I sometimes get into quite heated arguments about nuns. The problem occurs when I meet fellow 1960s women who went to bad convent schools. They relate horror stories of humourless (and, in some cases, dangerously stupid) nuns, who preached hellfire, imposed weird exotic punishments and daily excoriated the fearful, frightening, filthy world of sexuality. Not, frankly, the best way to the heart of a teenage girl, even a dreamy one with a picture of Cliff Richard on her wall.
And certainly not if her poster (torn down by Sister Evangelina with little cries of horror) depicted Mick Jagger with his shirt off.
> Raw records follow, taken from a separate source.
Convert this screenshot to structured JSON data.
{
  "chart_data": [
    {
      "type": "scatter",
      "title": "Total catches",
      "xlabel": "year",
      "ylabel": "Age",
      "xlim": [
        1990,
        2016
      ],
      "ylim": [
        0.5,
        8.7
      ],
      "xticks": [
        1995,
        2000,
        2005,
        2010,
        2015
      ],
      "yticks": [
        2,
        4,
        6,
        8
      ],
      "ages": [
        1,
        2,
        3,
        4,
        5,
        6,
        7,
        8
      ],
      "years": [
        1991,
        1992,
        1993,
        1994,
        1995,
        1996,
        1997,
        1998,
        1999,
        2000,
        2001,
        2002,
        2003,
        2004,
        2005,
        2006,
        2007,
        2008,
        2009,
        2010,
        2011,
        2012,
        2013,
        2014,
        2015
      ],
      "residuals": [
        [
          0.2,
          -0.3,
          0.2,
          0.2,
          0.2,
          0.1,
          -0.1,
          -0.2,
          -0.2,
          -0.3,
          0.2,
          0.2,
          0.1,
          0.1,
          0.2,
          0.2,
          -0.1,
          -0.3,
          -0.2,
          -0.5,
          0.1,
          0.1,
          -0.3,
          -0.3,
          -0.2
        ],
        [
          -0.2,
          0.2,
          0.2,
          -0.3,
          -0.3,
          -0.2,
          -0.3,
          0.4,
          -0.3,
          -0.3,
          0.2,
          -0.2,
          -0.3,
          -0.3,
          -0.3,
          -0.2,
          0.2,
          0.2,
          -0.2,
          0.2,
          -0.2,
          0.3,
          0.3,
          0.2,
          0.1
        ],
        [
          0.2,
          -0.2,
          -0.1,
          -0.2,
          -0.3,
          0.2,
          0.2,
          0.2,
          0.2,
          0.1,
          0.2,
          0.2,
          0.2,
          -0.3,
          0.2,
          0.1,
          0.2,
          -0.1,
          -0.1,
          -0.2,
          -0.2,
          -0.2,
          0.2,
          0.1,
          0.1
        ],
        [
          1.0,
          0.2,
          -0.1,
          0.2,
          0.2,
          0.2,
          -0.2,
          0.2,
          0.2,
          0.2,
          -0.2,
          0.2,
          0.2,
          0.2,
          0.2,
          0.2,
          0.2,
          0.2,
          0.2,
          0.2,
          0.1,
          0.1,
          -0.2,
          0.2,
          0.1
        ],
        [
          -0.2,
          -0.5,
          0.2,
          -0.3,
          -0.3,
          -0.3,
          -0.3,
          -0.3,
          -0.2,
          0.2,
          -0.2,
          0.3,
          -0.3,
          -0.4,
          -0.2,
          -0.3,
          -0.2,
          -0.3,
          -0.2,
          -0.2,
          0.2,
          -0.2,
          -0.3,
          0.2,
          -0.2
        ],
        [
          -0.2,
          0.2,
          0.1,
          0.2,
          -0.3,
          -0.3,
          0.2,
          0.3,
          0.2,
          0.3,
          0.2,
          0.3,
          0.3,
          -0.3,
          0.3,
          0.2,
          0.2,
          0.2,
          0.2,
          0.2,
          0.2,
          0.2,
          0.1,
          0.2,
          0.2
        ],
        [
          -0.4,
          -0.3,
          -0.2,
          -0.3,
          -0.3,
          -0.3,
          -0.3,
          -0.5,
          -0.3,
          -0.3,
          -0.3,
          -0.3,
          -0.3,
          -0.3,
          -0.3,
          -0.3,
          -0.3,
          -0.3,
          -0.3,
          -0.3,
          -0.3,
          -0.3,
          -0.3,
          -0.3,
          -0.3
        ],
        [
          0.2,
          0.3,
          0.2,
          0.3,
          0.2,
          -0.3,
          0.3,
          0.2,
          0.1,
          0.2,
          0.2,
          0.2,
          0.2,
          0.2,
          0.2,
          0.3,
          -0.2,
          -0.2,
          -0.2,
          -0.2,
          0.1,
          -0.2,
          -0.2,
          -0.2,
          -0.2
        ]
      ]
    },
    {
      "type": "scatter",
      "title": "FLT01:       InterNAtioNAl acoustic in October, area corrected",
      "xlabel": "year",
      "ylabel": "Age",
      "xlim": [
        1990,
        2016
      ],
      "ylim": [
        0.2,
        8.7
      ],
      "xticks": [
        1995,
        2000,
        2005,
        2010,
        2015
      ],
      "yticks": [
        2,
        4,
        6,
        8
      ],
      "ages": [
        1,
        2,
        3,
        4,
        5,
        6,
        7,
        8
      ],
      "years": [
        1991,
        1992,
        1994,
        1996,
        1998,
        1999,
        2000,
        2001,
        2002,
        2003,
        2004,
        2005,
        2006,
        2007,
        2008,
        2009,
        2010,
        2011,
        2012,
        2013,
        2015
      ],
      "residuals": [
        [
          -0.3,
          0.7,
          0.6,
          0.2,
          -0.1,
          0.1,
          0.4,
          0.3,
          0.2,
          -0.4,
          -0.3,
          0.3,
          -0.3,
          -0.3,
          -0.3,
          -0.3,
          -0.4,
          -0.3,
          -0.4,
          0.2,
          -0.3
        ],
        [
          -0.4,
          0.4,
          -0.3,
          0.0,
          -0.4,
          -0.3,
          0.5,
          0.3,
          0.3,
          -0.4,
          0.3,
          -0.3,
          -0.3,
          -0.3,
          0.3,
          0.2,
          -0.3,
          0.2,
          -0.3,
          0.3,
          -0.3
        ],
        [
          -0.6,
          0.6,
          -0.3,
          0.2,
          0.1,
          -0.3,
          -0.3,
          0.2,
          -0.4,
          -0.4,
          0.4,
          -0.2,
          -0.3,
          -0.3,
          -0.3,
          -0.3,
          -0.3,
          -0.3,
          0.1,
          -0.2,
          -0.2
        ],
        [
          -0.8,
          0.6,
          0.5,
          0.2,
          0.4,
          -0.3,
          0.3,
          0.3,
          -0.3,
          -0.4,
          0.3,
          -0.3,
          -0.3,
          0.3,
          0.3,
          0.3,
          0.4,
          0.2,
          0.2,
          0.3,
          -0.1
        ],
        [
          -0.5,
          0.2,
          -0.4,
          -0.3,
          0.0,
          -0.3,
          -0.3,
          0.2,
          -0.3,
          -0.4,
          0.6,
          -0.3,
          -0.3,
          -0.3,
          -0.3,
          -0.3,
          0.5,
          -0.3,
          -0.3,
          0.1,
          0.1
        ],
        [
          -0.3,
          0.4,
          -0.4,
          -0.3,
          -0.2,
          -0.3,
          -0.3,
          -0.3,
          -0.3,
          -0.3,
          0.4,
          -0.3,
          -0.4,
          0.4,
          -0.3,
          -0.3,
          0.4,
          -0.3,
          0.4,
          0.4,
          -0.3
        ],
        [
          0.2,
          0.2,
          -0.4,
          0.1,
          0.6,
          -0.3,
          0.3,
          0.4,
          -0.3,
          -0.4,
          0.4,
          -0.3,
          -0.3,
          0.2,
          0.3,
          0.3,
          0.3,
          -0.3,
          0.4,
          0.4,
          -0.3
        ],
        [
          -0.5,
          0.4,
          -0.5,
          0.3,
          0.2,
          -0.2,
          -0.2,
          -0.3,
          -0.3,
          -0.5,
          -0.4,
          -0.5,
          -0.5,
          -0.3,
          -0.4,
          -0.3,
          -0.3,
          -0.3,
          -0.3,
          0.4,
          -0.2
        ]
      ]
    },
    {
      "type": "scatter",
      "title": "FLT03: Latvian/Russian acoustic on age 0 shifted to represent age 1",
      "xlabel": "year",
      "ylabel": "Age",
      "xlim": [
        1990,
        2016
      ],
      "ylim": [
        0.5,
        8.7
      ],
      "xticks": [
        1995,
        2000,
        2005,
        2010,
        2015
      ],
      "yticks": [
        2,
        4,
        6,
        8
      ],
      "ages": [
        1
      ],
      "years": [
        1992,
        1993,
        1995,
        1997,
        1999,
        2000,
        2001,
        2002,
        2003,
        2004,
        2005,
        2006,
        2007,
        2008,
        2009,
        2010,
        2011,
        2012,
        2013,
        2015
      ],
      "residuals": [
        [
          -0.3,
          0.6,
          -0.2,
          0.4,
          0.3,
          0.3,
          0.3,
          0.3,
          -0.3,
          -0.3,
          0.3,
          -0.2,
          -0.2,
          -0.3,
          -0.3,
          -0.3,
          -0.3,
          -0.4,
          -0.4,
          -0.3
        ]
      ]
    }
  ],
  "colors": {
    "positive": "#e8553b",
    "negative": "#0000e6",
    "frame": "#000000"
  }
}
Girls from such schools point accusingly to their own suffering, and conflate it with screen memories of the Magdalene laundries, Frost in May, Philomena and so on.
All of which was, indeed, reprehensible: human beings invested with authority and numinous dignity do risk succumbing to the temptations of power. No reason to think bad convents immune.
I spent three terms in a bad one when my Dad was posted to South Africa in the apartheid years. In Krugersdorp, the nuns pulled off a double by not only bashing us with rulers a lot but also being startlingly racist (“The kaffirs don’t clean the cheppel properly, they’re dirty people”).
It was useful to learn, at 13, that even people with great silver pectoral crosses clonking on their front could be unholy.